Studio Brief 02 - Design for Screen - Development & Feedback

To start the design process for the production side of the brief I started by looking at how the website will be used through sitemaps, a sitemap will help me figure out how many pages there will be in the site and how someone can navigate through the site. 


The sitemap was very useful part of the design process as it helped me to visualise the different parts of the site that I will need to wireframe and then design. The wireframes that I have now created are the basic (key elements) that need to be on the site, rather than adding all the content it allowed me to play with placement and positioning of certain parts of the page. By annotating it as well it can help me understand what parts of the site need to move and what parts needs to stay.  

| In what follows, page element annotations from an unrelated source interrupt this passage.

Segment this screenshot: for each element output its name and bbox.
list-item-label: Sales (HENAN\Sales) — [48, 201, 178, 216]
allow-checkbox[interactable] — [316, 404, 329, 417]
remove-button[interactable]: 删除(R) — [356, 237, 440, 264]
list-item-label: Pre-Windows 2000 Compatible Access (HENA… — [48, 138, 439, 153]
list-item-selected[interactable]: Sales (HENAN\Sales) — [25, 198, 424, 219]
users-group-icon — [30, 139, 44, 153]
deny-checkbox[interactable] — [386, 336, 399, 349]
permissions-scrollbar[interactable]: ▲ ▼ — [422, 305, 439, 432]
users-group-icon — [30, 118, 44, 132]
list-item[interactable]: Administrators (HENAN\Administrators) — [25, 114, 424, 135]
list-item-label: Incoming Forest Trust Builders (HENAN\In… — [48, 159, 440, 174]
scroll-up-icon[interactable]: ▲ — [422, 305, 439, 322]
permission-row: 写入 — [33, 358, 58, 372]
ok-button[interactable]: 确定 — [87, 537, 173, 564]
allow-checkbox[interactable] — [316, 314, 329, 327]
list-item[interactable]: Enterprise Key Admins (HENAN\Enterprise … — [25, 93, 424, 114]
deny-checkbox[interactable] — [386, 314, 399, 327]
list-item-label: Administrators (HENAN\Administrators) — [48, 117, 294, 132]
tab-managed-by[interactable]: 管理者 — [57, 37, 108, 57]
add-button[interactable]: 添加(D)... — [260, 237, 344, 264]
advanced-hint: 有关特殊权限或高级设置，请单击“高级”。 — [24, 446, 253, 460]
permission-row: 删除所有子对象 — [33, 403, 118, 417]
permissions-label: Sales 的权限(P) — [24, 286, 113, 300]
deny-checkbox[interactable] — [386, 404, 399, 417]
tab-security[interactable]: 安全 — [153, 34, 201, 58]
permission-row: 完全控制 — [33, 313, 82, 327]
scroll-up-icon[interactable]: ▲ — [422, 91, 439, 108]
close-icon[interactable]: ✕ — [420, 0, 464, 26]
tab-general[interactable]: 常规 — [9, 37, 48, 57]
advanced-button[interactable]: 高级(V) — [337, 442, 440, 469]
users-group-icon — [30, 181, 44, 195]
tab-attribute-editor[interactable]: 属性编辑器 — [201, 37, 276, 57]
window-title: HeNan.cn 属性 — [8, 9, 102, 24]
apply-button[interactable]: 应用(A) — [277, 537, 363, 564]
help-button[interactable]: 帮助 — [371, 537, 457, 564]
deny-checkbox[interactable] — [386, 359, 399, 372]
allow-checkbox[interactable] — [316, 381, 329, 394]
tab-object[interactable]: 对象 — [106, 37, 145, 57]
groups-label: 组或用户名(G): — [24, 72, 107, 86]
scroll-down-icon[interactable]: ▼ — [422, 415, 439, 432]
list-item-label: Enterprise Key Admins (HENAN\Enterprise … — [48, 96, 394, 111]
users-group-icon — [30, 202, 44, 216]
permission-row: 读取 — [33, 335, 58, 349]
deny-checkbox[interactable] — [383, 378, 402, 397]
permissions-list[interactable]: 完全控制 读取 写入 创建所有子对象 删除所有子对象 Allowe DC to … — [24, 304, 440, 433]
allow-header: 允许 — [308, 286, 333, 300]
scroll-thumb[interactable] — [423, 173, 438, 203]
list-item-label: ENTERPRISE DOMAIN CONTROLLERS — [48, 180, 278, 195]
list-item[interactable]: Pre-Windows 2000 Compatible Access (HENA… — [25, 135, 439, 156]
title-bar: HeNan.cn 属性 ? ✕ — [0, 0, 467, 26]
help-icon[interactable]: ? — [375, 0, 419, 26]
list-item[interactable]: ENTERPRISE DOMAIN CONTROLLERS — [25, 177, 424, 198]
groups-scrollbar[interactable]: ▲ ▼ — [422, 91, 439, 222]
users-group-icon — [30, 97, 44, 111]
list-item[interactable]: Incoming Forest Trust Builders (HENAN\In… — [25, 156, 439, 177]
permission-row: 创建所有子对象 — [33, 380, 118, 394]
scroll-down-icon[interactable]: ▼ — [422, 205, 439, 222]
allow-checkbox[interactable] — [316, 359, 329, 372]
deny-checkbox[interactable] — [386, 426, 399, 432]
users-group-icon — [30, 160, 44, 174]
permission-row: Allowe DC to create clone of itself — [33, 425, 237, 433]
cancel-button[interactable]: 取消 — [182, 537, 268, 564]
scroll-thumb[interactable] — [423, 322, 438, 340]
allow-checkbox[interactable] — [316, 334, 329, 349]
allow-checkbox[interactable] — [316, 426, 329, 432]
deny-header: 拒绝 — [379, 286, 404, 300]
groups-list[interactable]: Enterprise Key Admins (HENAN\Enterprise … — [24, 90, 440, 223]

Building on the basic wireframes that I created which brought the first visuals of the site into life, I started by taking those and adding content into the boxes so that I would understand how much space was available and whether it worked all together. As the site does not exists previous to my idea it is difficult to visualise what the site will look like, so I am using the basis of the PayPal site to help me understand how the site should be used, I am also doing this because the site is going to be in partnership with the company and if it was to be completely different it would look out of place.  













Feedback - 

For the this crit I asked a couple of questions that I thought might help me make improvements to the idea. Without doing this it would be very difficult to get the best possible outcome of the idea. 

1. Are there any areas that I have not considered that people may benefit from? 
  • Collaboration with companies such as NUS and 16-25 rail cards, to make it more approachable for the target audience.
  • Give weekly timetables and information on how much they have left to spend
  • Have ways to see facts and figures (you have saved this much so you can afford ... milestones?) 
  • Editable and personalise
2. Website over app - my thinking is website will easier to engage with over an app
  • An app due to the increasing popularity of contactless payments, an app will always be accessible to the user, a website might only be visited once a day. Also take advantage of pop up notifications on mobile devices. 
  • An app will defiantly appeal more towards your target audience.
  • An app can be used on the go
  • Both would be beneficial but for your target audience an app would probably be used more regularly.
  • Maybe both? Because this is kind of personal and might want to keep track of money on the go? But it id not very convenient to use a website, because apps can give notifications but websites are easier to manage with the bigger screen.   
3. Linking to PayPal do you think I should follow a similar branding and make it a sub site of PayPal or should it be a new site but with a partnership with the brand? 
  • Different but with partnership - It will allow you to be a lot more flexible when addressing your target audience, while maintaining this collaboration. 
  • Different - idea is unique and has a more specific target audience so make it stand out for what it is.  

The feedback that I received has really helped me to identify the advantages and disadvantages of my user interface. Some of the feedback is more useful than others but it has answered some questions that I could not figure out by working alone. The next stage from here is to take my wire frames from paper and start putting them to life on the screen. I will be doing this in time for when Only (design agency) come to help give some feedback on out ideas, this will be beneficial as they have real industry experience and they know what will work and what wont work in the user interface world.